[ 
https://issues.apache.org/jira/browse/SPARK-9035?page=com.atlassian.jira.plugin.system.issuetabpanels:all-tabpanel
 ]

Hyukjin Kwon resolved SPARK-9035.
---------------------------------
    Resolution: Incomplete

> Spark on Mesos Thread Context Class Loader issues
> -------------------------------------------------
>
>                 Key: SPARK-9035
>                 URL: https://issues.apache.org/jira/browse/SPARK-9035
>             Project: Spark
>          Issue Type: Bug
>          Components: Spark Core
>    Affects Versions: 1.2.2, 1.3.0, 1.3.1, 1.4.0
>         Environment: Mesos on MapRFS. 
>            Reporter: John Omernik
>            Priority: Critical
>              Labels: bulk-closed
>
> There is an issue trying to run Spark on Mesos (using MapRFS).   I am able to 
> run this in YARN (Using Myriad on Mesos) on the same cluster, just not 
> directly on Mesos. I've corresponded with MapR and the issue appears to be 
> the class loader being NULL.  They will look at trying to address it in their 
> code as well, but the issue exists here as the desired behavior shouldn't be 
> to pass NULL (see https://issues.apache.org/jira/browse/SPARK-1403)  Note, I 
> did try to work to reopen SPARK-1403 and Patrick Wendell asked me to open a 
> new issue, (that is this JIRA).
> Environment:
> MapR 4.1.0 (using MapRFS)
> Mesos 22.1 
> Spark 1.4 (The issue occurs on Spark 1.3.1, 1.3.0, 1.2.2 but not 1.2.0)

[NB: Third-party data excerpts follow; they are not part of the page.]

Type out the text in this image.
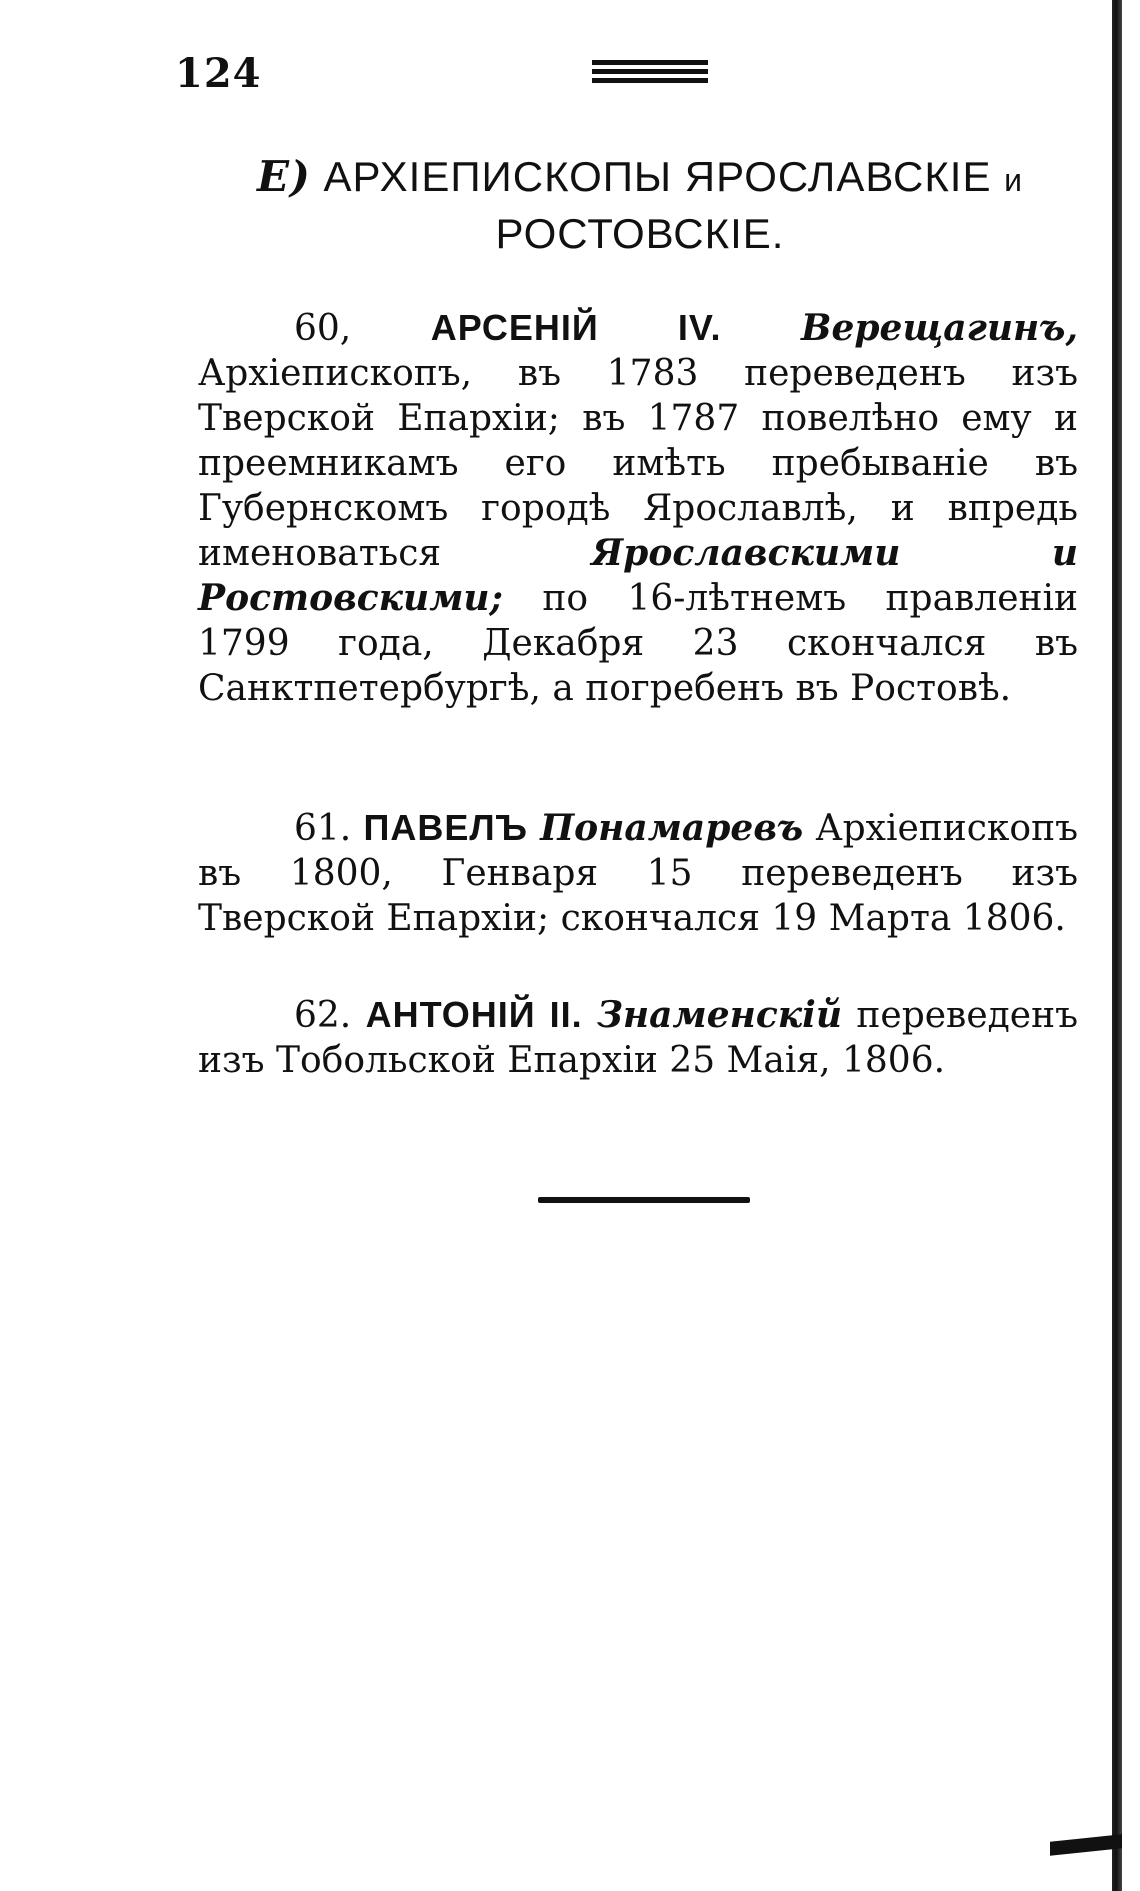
124
Е) АРХІЕПИСКОПЫ ЯРОСЛАВСКІЕ и
РОСТОВСКІЕ.

60, АРСЕНІЙ IV. Верещагинъ, Архіепископъ, въ 1783 переведенъ изъ Тверской Епархіи; въ 1787 повелѣно ему и преемникамъ его имѣть пребываніе въ Губернскомъ городѣ Ярославлѣ, и впредь именоваться	Ярославскими и Ростовскими; по 16-лѣтнемъ правленіи 1799 года, Декабря 23 скончался въ Санктпетербургѣ, а погребенъ въ Ростовѣ.

61. ПАВЕЛЪ Понамаревъ Архіепископъ въ 1800, Генваря 15 переведенъ изъ Тверской Епархіи; скончался 19 Марта 1806.

62. АНТОНІЙ II. Знаменскій переведенъ изъ Тобольской Епархіи 25 Маія, 1806.
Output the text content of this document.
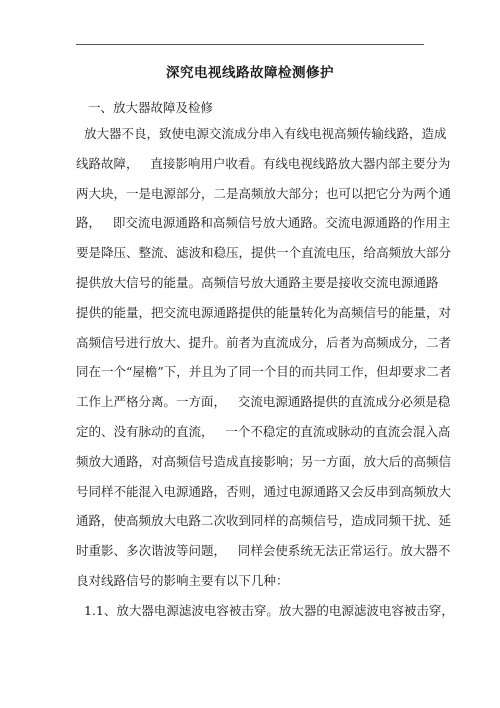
深究电视线路故障检测修护
一、放大器故障及检修
放大器不良，致使电源交流成分串入有线电视高频传输线路，造成
线路故障，   直接影响用户收看。有线电视线路放大器内部主要分为
两大块，一是电源部分，二是高频放大部分；也可以把它分为两个通
路，   即交流电源通路和高频信号放大通路。交流电源通路的作用主
要是降压、整流、滤波和稳压，提供一个直流电压，给高频放大部分
提供放大信号的能量。高频信号放大通路主要是接收交流电源通路
提供的能量，把交流电源通路提供的能量转化为高频信号的能量，对
高频信号进行放大、提升。前者为直流成分，后者为高频成分，二者
同在一个“屋檐”下，并且为了同一个目的而共同工作，但却要求二者
工作上严格分离。一方面，   交流电源通路提供的直流成分必须是稳
定的、没有脉动的直流，   一个不稳定的直流或脉动的直流会混入高
频放大通路，对高频信号造成直接影响；另一方面，放大后的高频信
号同样不能混入电源通路，否则，通过电源通路又会反串到高频放大
通路，使高频放大电路二次收到同样的高频信号，造成同频干扰、延
时重影、多次谐波等问题，   同样会使系统无法正常运行。放大器不
良对线路信号的影响主要有以下几种：
1.1、放大器电源滤波电容被击穿。放大器的电源滤波电容被击穿，
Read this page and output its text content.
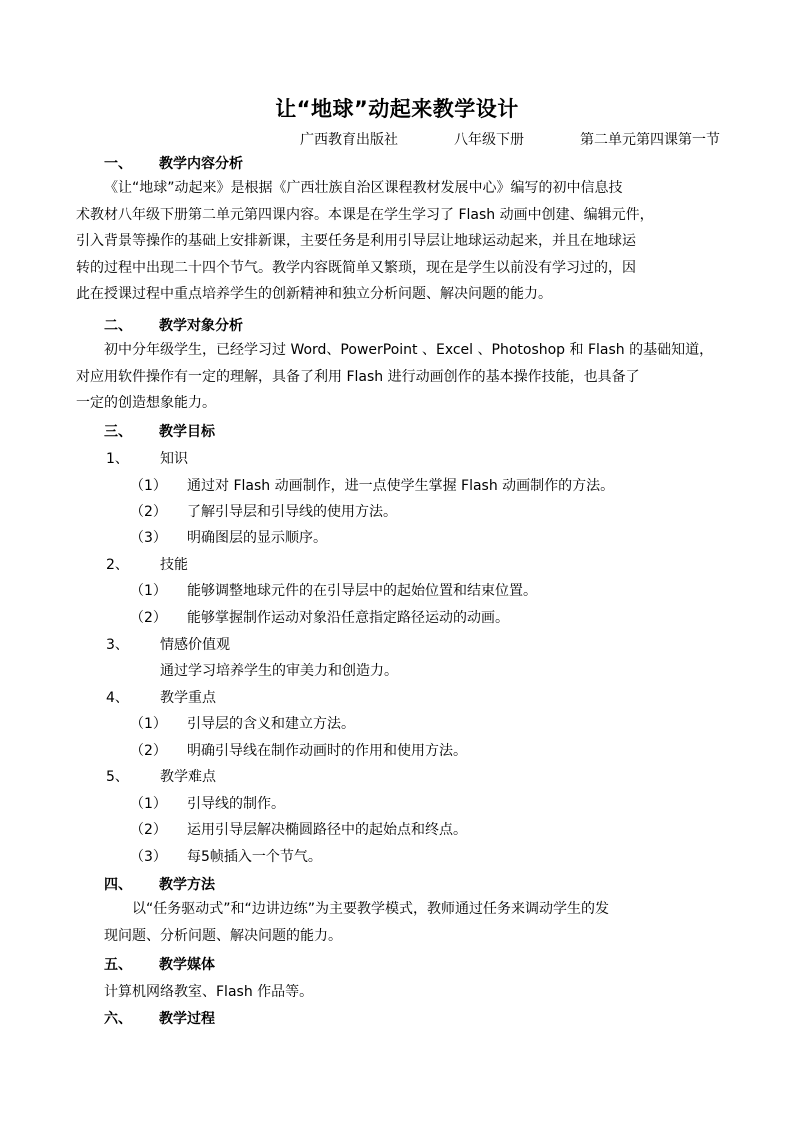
让“地球”动起来教学设计
广西教育出版社	八年级下册	第二单元第四课第一节
一、 教学内容分析
《让“地球”动起来》是根据《广西壮族自治区课程教材发展中心》编写的初中信息技
术教材八年级下册第二单元第四课内容。本课是在学生学习了 Flash 动画中创建、编辑元件，
引入背景等操作的基础上安排新课，主要任务是利用引导层让地球运动起来，并且在地球运
转的过程中出现二十四个节气。教学内容既简单又繁琐，现在是学生以前没有学习过的，因
此在授课过程中重点培养学生的创新精神和独立分析问题、解决问题的能力。
二、 教学对象分析
初中分年级学生，已经学习过 Word、PowerPoint 、Excel 、Photoshop 和 Flash 的基础知道，
对应用软件操作有一定的理解，具备了利用 Flash 进行动画创作的基本操作技能，也具备了
一定的创造想象能力。
三、 教学目标
1、 知识
（1） 通过对 Flash 动画制作，进一点使学生掌握 Flash 动画制作的方法。
（2） 了解引导层和引导线的使用方法。
（3） 明确图层的显示顺序。
2、 技能
（1） 能够调整地球元件的在引导层中的起始位置和结束位置。
（2） 能够掌握制作运动对象沿任意指定路径运动的动画。
3、 情感价值观
通过学习培养学生的审美力和创造力。
4、 教学重点
（1） 引导层的含义和建立方法。
（2） 明确引导线在制作动画时的作用和使用方法。
5、 教学难点
（1） 引导线的制作。
（2） 运用引导层解决椭圆路径中的起始点和终点。
（3） 每5帧插入一个节气。
四、 教学方法
以“任务驱动式”和“边讲边练”为主要教学模式，教师通过任务来调动学生的发
现问题、分析问题、解决问题的能力。
五、 教学媒体
计算机网络教室、Flash 作品等。
六、 教学过程
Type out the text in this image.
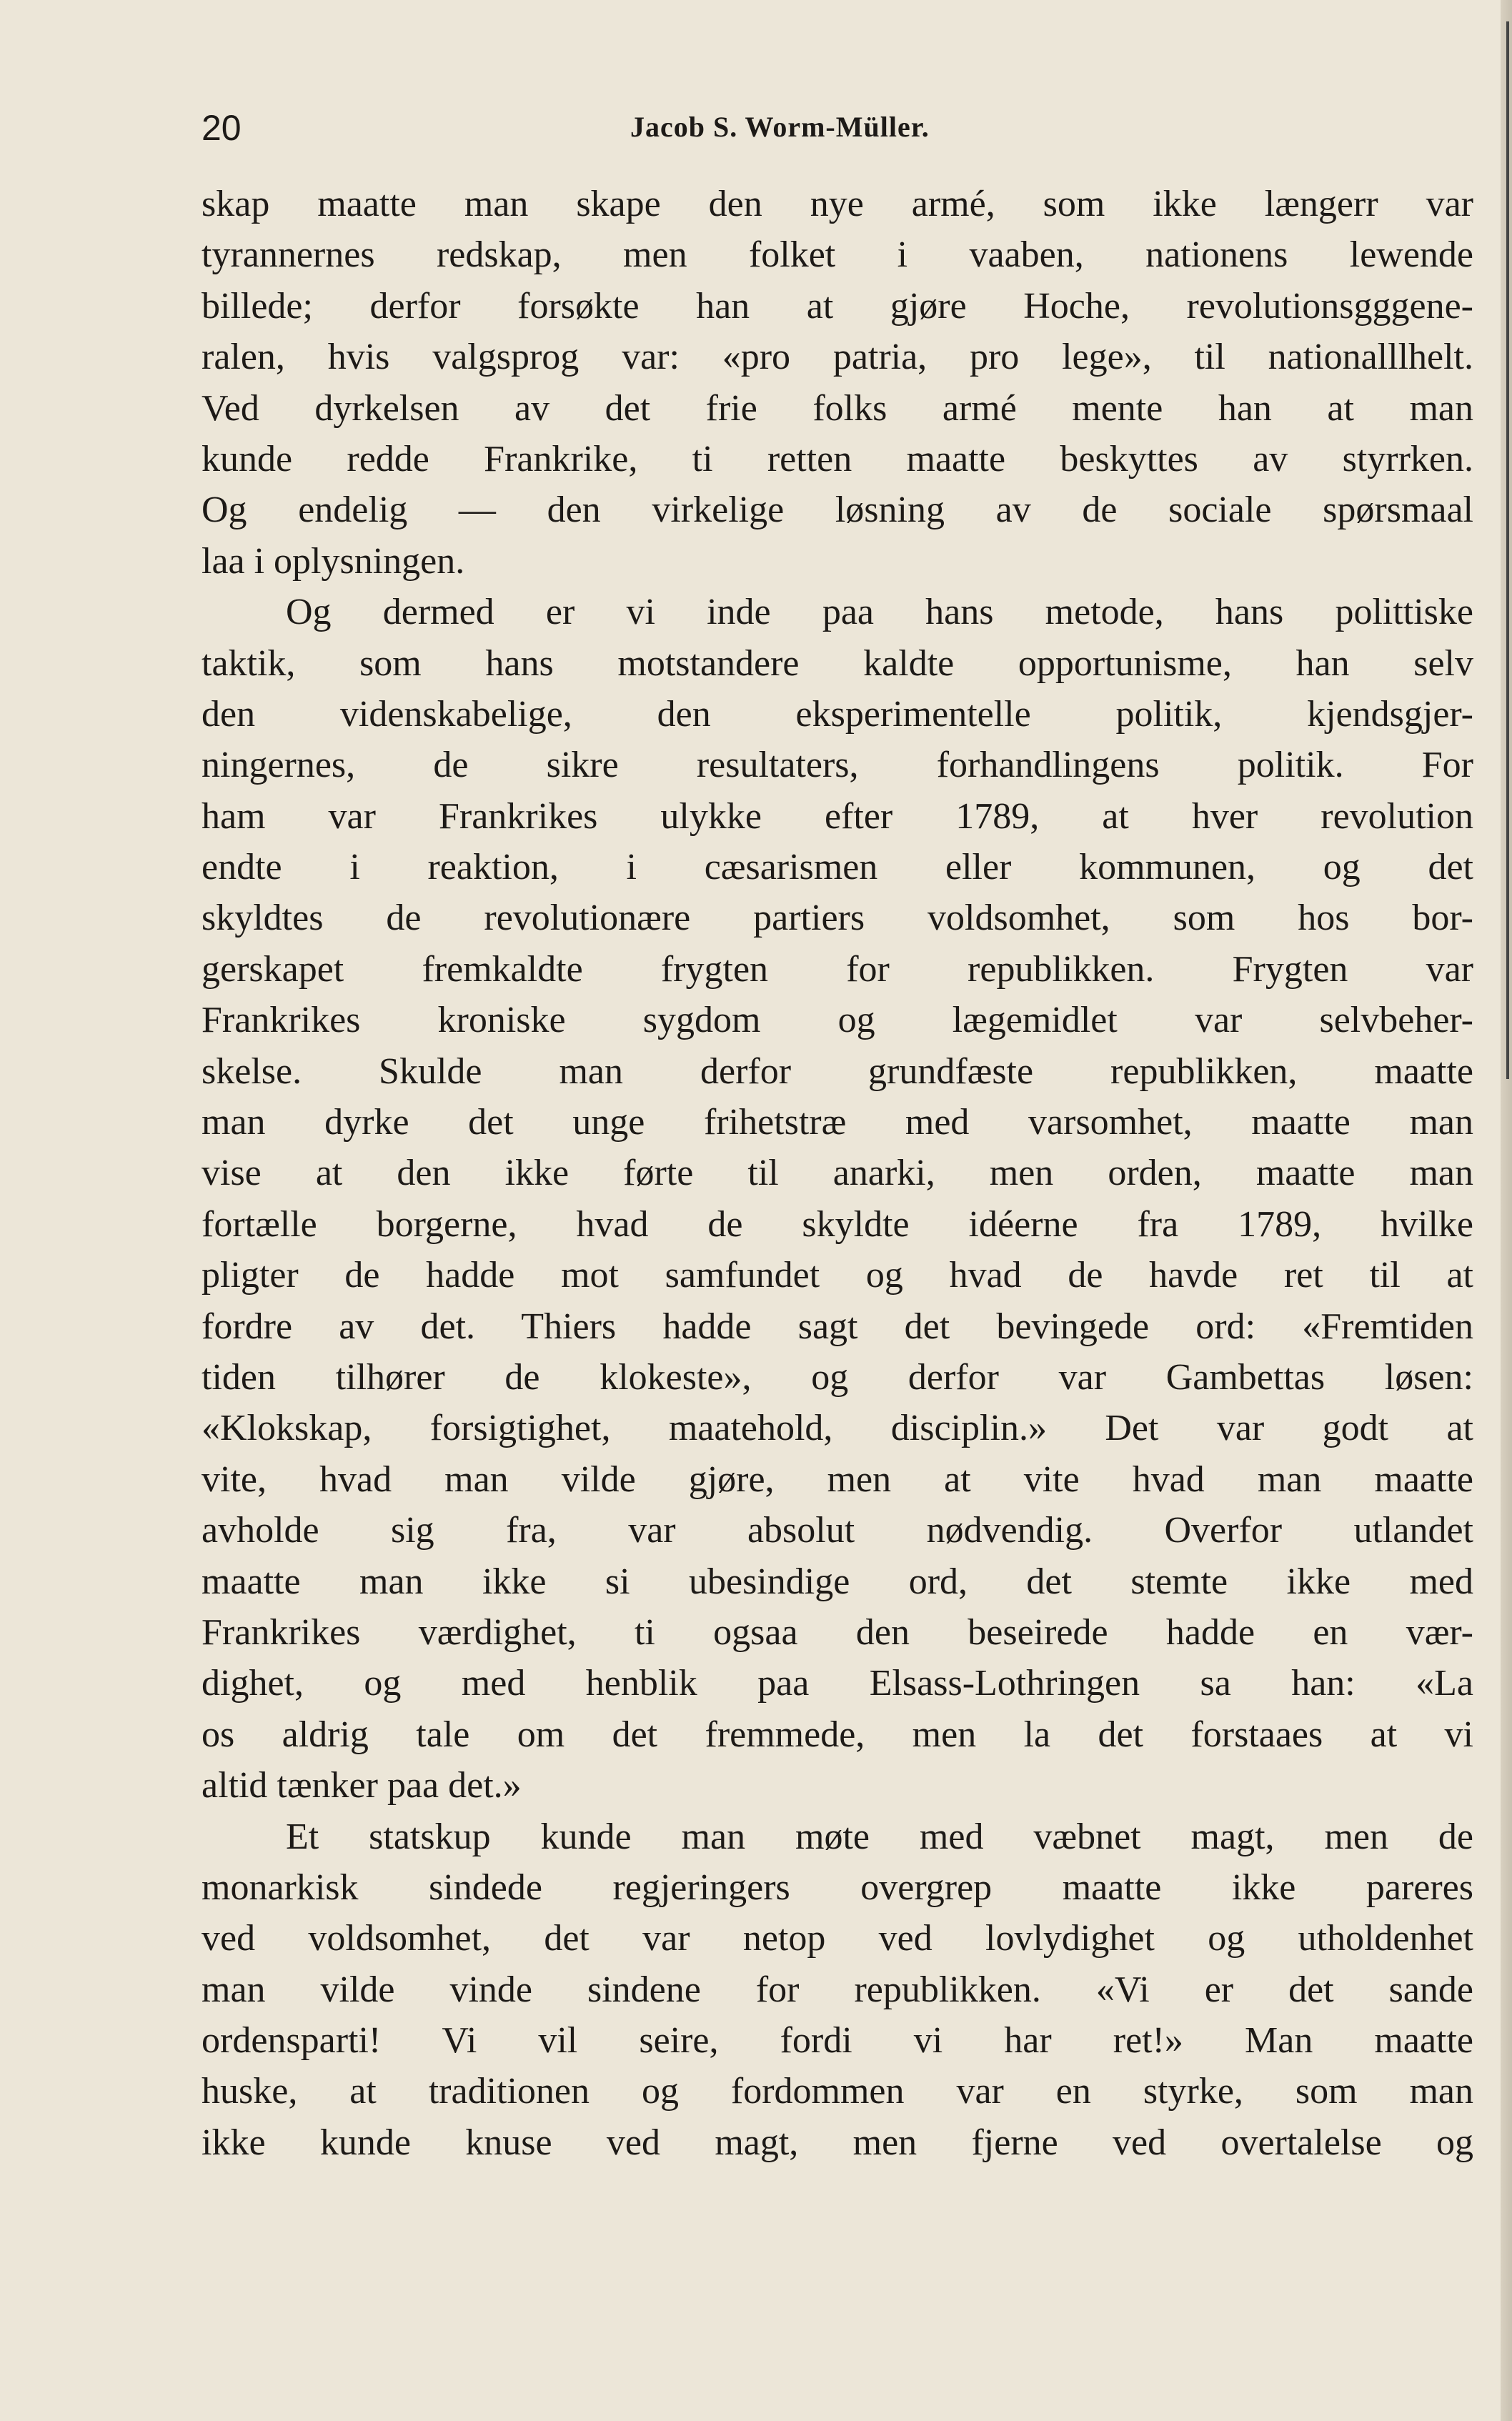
20	Jacob S. Worm-Müller.
skap maatte man skape den nye armé, som ikke længerr var
tyrannernes redskap, men folket i vaaben, nationens lewende
billede; derfor forsøkte han at gjøre Hoche, revolutionsgggene-
ralen, hvis valgsprog var: «pro patria, pro lege», til nationalllhelt.
Ved dyrkelsen av det frie folks armé mente han at man
kunde redde Frankrike, ti retten maatte beskyttes av styrrken.
Og endelig — den virkelige løsning av de sociale spørsmaal
laa i oplysningen.
Og dermed er vi inde paa hans metode, hans polittiske
taktik, som hans motstandere kaldte opportunisme, han selv
den videnskabelige, den eksperimentelle politik, kjendsgjer-
ningernes, de sikre resultaters, forhandlingens politik. For
ham var Frankrikes ulykke efter 1789, at hver revolution
endte i reaktion, i cæsarismen eller kommunen, og det
skyldtes de revolutionære partiers voldsomhet, som hos bor-
gerskapet fremkaldte frygten for republikken. Frygten var
Frankrikes kroniske sygdom og lægemidlet var selvbeher-
skelse. Skulde man derfor grundfæste republikken, maatte
man dyrke det unge frihetstræ med varsomhet, maatte man
vise at den ikke førte til anarki, men orden, maatte man
fortælle borgerne, hvad de skyldte idéerne fra 1789, hvilke
pligter de hadde mot samfundet og hvad de havde ret til at
fordre av det. Thiers hadde sagt det bevingede ord: «Fremtiden
tiden tilhører de klokeste», og derfor var Gambettas løsen:
«Klokskap, forsigtighet, maatehold, disciplin.» Det var godt at
vite, hvad man vilde gjøre, men at vite hvad man maatte
avholde sig fra, var absolut nødvendig. Overfor utlandet
maatte man ikke si ubesindige ord, det stemte ikke med
Frankrikes værdighet, ti ogsaa den beseirede hadde en vær-
dighet, og med henblik paa Elsass-Lothringen sa han: «La
os aldrig tale om det fremmede, men la det forstaaes at vi
altid tænker paa det.»
Et statskup kunde man møte med væbnet magt, men de
monarkisk sindede regjeringers overgrep maatte ikke pareres
ved voldsomhet, det var netop ved lovlydighet og utholdenhet
man vilde vinde sindene for republikken. «Vi er det sande
ordensparti! Vi vil seire, fordi vi har ret!» Man maatte
huske, at traditionen og fordommen var en styrke, som man
ikke kunde knuse ved magt, men fjerne ved overtalelse og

> Some comments from Kannan at MapR (he is no longer with MapR, these comments 
> were prior to him leaving:
> Here is the corresponding ShimLoader code. cl.getParent is hitting NPE. 
> If you look at Spark code base, you can see that the setContextClassLoader is 
> invoked in a few places, but not necessarily in the context of this stack 
> trace.
> {code}
>   private static ClassLoader getRootClassLoader() {
>     ClassLoader cl = Thread.currentThread().getContextClassLoader();
>     trace("getRootClassLoader: thread classLoader is '%s'",
>           cl.getClass().getCanonicalName());
>     while (cl.getParent() != null) {
>       cl = cl.getParent();
>     }
>     trace("getRootClassLoader: root classLoader is '%s'",
>           cl.getClass().getCanonicalName());
>     return cl;
>   }
> {code}
>   MapR cannot handle NULL in this case. Basically, it is trying to get a root 
> classloader to use for loading a bunch of classes. It uses the thread's 
> context class loader (TCCL) and keeps going up the parent chain. We could 
> fall back to using the current class's classloader whenever TCCL is NULL. I 
> need to check with some folks what the impact will be. I don't know the 
> specific reason for choosing the TCCL here.
>   I have raised an internal bug to fall back to using the current class 
> loader if the TCCL is not set. Let us also figure out if there is a way for 
> Spark to address this - if it is really a change in behavior from their side. 
> I think we should still fix out code to not make this assumption. But since 
> this is a core change, it may not get out soon.
> Command Attempted in bin/pyspark
> {code}
> from pyspark import SparkContext, SparkConf
> from pyspark.sql import SQLContext, Row, HiveContext
> sparkhc = HiveContext(sc)
> test = sparkhc.sql("show tables")
> for r in test.collect():
>   print r
> {code}
> Stack Trace from CLI:
> {code}
> 15/07/14 09:16:40 WARN ReliableDeliverySupervisor: Association with remote 
> system [akka.tcp://[email protected]:58221] has failed, 
> address is now gated for [5000] ms. Reason is: [Disassociated].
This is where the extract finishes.